SS means Schutzstaffel and translates to “protection squadron” or “defense corps.”
Nazi leadership at the time assigned Groening to confiscate luggage from prisoners and collect and count the victims’ money. Groening, dubbed the “accountant of Auschwitz,” stands trial as a last ditch attempt to put the remaining handful of death camp guards in prison before their death.
In an autobiography, Groening spoke about the horrors he witnessed at Auschwitz and admitted to knowing about the gas chambers. He describes himself as “a small cog in the machine,” and repeatedly claims his innocence.
Along with balancing the books, Groening helped transport Jews within the camp.

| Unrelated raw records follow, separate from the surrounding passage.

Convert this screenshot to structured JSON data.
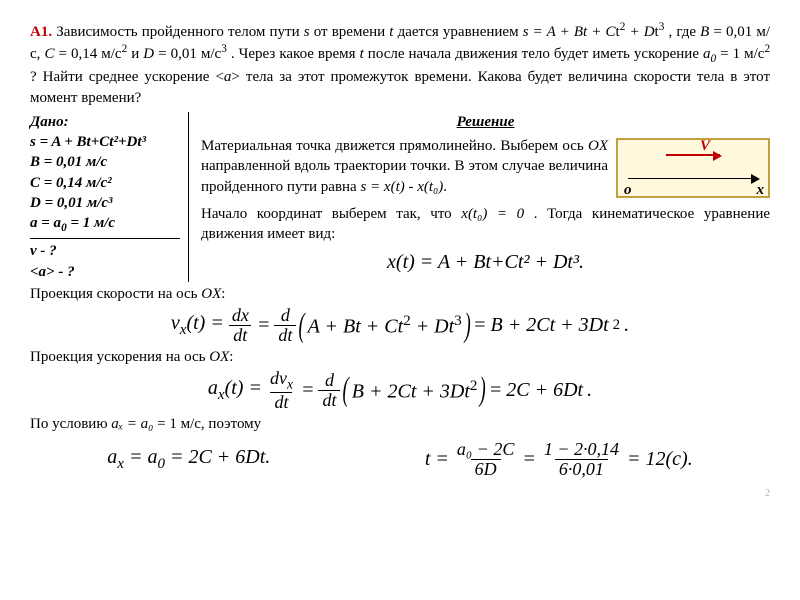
{
  "problem": {
    "num": "А1.",
    "text_1": " Зависимость пройденного телом пути ",
    "text_2": " от времени ",
    "text_3": " дается уравнением ",
    "text_4": ", где ",
    "text_5": " = 0,01 м/с, ",
    "text_6": " = 0,14 м/с",
    "text_7": " и ",
    "text_8": " = 0,01 м/с",
    "text_9": ". Через какое время ",
    "text_10": " после начала движения тело будет иметь ускорение ",
    "text_11": " = 1 м/с",
    "text_12": "? Найти среднее ускорение ",
    "text_13": " тела за этот промежуток времени. Какова будет величина скорости тела в этот момент времени?"
  },
  "given": {
    "title": "Дано:",
    "l1": "s = A + Bt+Сt²+Dt³",
    "l2": "B = 0,01 м/с",
    "l3": "C = 0,14 м/с²",
    "l4": "D = 0,01 м/с³",
    "l5_a": "a = a",
    "l5_b": " = 1 м/с",
    "l6": " v - ?",
    "l7": "<a> - ?"
  },
  "solution": {
    "title": "Решение",
    "step1_a": "Материальная точка движется прямолинейно. Выберем ось ",
    "step1_b": " направленной вдоль траектории точки. В этом случае величина пройденного пути равна ",
    "step1_eq": "s = x(t)  - x(t₀)",
    "step2_a": "Начало координат выберем так, что ",
    "step2_eq": "x(t₀) = 0",
    "step2_b": ". Тогда кинематическое уравнение движения имеет вид:",
    "eq_kin": "x(t) = A + Bt+Сt² + Dt³.",
    "proj_v": "Проекция скорости на ось ",
    "proj_a": "Проекция ускорения на ось ",
    "ox": "OX",
    "cond": "По условию ",
    "cond_eq": "aₓ = a₀",
    "cond_b": " = 1 м/с, поэтому",
    "vx": "v",
    "ax": "a",
    "deriv_v_rhs": "B + 2Ct + 3Dt",
    "deriv_a_rhs": "2C + 6Dt",
    "final_a": "a",
    "final_eq1": " = 2C + 6Dt.",
    "t_eq": "t",
    "t_num1": "a₀ − 2C",
    "t_den1": "6D",
    "t_num2": "1 − 2·0,14",
    "t_den2": "6·0,01",
    "t_res": " = 12(c)."
  },
  "pagenum": "2"
}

Auschwitz survivor Hedy Bohm said, “Whether you’re a bookkeeper, a supplier, a driver, a cook, whatever you are, if what you’re doing helps the machinery of death of a regime to keep rolling, you should be called to account. No one should ever be allowed to say ‘I was just a small cog in the machine.’”
The courts brought Groening up on similar charges before but dropped the case because of a lack of evidence of personal involvement.

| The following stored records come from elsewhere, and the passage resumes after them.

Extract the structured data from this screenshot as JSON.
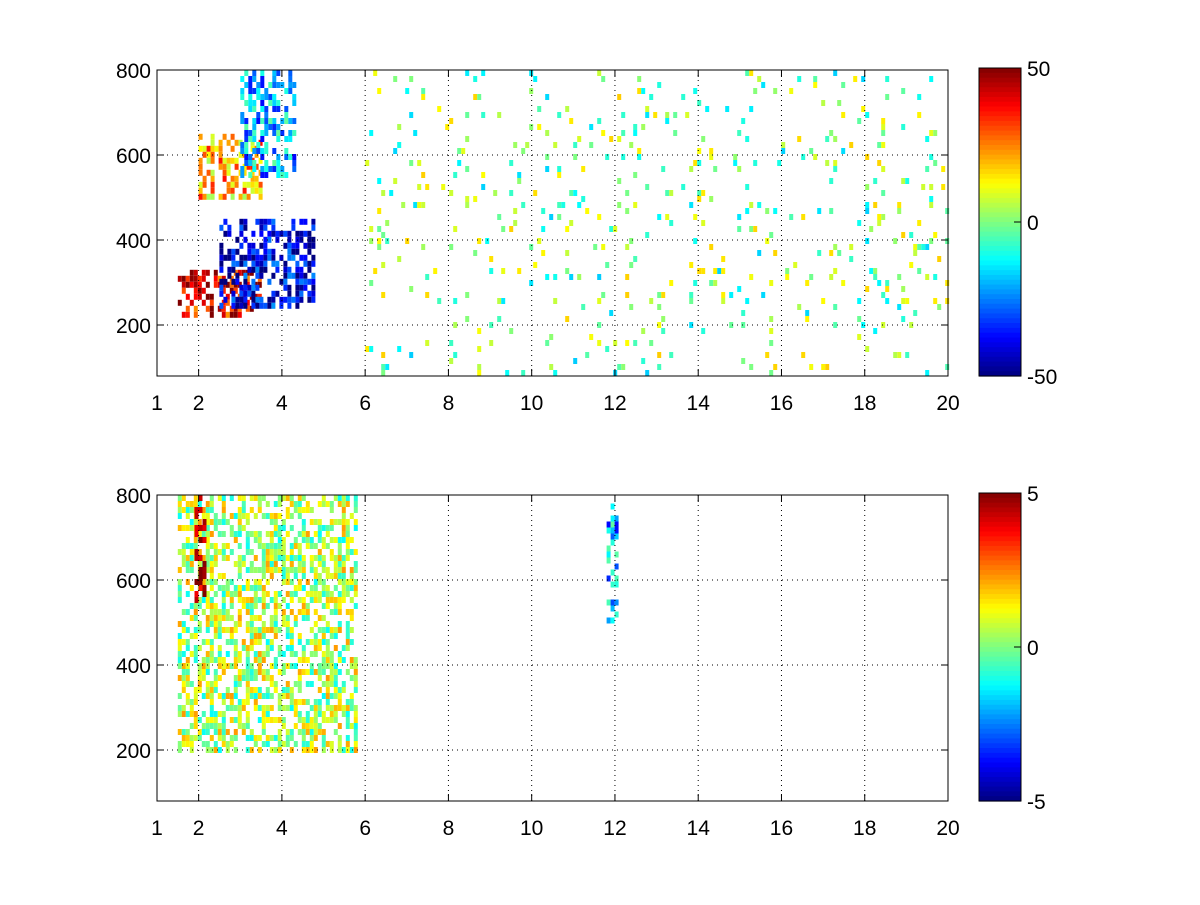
{
  "chart_data": [
    {
      "type": "heatmap",
      "title": "",
      "xlabel": "",
      "ylabel": "",
      "xlim": [
        1,
        20
      ],
      "ylim": [
        80,
        800
      ],
      "x_ticks": [
        1,
        2,
        4,
        6,
        8,
        10,
        12,
        14,
        16,
        18,
        20
      ],
      "x_tick_labels": [
        "1",
        "2",
        "4",
        "6",
        "8",
        "10",
        "12",
        "14",
        "16",
        "18",
        "20"
      ],
      "y_ticks": [
        200,
        400,
        600,
        800
      ],
      "y_tick_labels": [
        "200",
        "400",
        "600",
        "800"
      ],
      "grid": true,
      "colormap": "jet",
      "colorbar": {
        "min": -50,
        "max": 50,
        "tick_labels": [
          "50",
          "0",
          "-50"
        ],
        "tick_values": [
          50,
          0,
          -50
        ]
      },
      "features": [
        {
          "description": "positive band",
          "x_range": [
            1.5,
            3.5
          ],
          "y_range": [
            220,
            330
          ],
          "value": 40
        },
        {
          "description": "negative band",
          "x_range": [
            2.5,
            4.8
          ],
          "y_range": [
            250,
            450
          ],
          "value": -40
        },
        {
          "description": "positive upper band",
          "x_range": [
            2.0,
            3.5
          ],
          "y_range": [
            500,
            650
          ],
          "value": 20
        },
        {
          "description": "negative upper band",
          "x_range": [
            3.0,
            4.3
          ],
          "y_range": [
            550,
            800
          ],
          "value": -20
        },
        {
          "description": "sparse noise",
          "x_range": [
            6,
            20
          ],
          "y_range": [
            80,
            800
          ],
          "value": 0
        }
      ]
    },
    {
      "type": "heatmap",
      "title": "",
      "xlabel": "",
      "ylabel": "",
      "xlim": [
        1,
        20
      ],
      "ylim": [
        80,
        800
      ],
      "x_ticks": [
        1,
        2,
        4,
        6,
        8,
        10,
        12,
        14,
        16,
        18,
        20
      ],
      "x_tick_labels": [
        "1",
        "2",
        "4",
        "6",
        "8",
        "10",
        "12",
        "14",
        "16",
        "18",
        "20"
      ],
      "y_ticks": [
        200,
        400,
        600,
        800
      ],
      "y_tick_labels": [
        "200",
        "400",
        "600",
        "800"
      ],
      "grid": true,
      "colormap": "jet",
      "colorbar": {
        "min": -5,
        "max": 5,
        "tick_labels": [
          "5",
          "0",
          "-5"
        ],
        "tick_values": [
          5,
          0,
          -5
        ]
      },
      "features": [
        {
          "description": "near-zero band",
          "x_range": [
            1.5,
            5.8
          ],
          "y_range": [
            200,
            800
          ],
          "value": 0.5
        },
        {
          "description": "high streak",
          "x_range": [
            1.9,
            2.1
          ],
          "y_range": [
            550,
            800
          ],
          "value": 5
        },
        {
          "description": "isolated points",
          "x_range": [
            11.8,
            12.0
          ],
          "y_range": [
            500,
            780
          ],
          "value": -2
        }
      ]
    }
  ]
}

I can’t begin to imagine how the remaining Holocaust survivors must feel, but I can understand their desire to see a man thrown in jail for the crimes committed against them.
But I can’t understand why a man should be sentenced to jail simply because he was born on the wrong side of history. Groening requested to transfer out of the death camp and was denied three times. The inhuman tortures on Jews will forever scar the minds of not only Holocaust survivors, but also those such as Groening who realized they were part of the blind hatred.
Twenty-one years old at the time, Groening was sent to work at the death camp in the high point of Nazi Germany, swept away by the fervent injustice.
“It is beyond question that I am morally complicit. This moral guilt I acknowledge here, before the victims, with regret and humility,” Groening told judges at the Lueneburg state court in northern Germany.
Oskar Groening faces a maximum sentence of 15 years in prison. At 93-years-old, 15 years could mean the rest of his life. He stumbled into the courtroom with a walker. If convicted, he would be forced to cling onto his life. But the most worrying aspect of jail isn’t a senile Groening; it’s the other inmates, who I doubt would be kind to a former SS guard.
The Holocaust and Auschwitz feel a lifetime away. For many it is, but for those who have lived long enough to remember it, it’s a reminder of the frightening and cold genocide that still haunts them.
Victims want closure, but everybody needs forgiveness.
History remembers every dark sin committed by an individual, group, or nation. But it’s up to us as a society to learn from the mistakes, move on and forgive.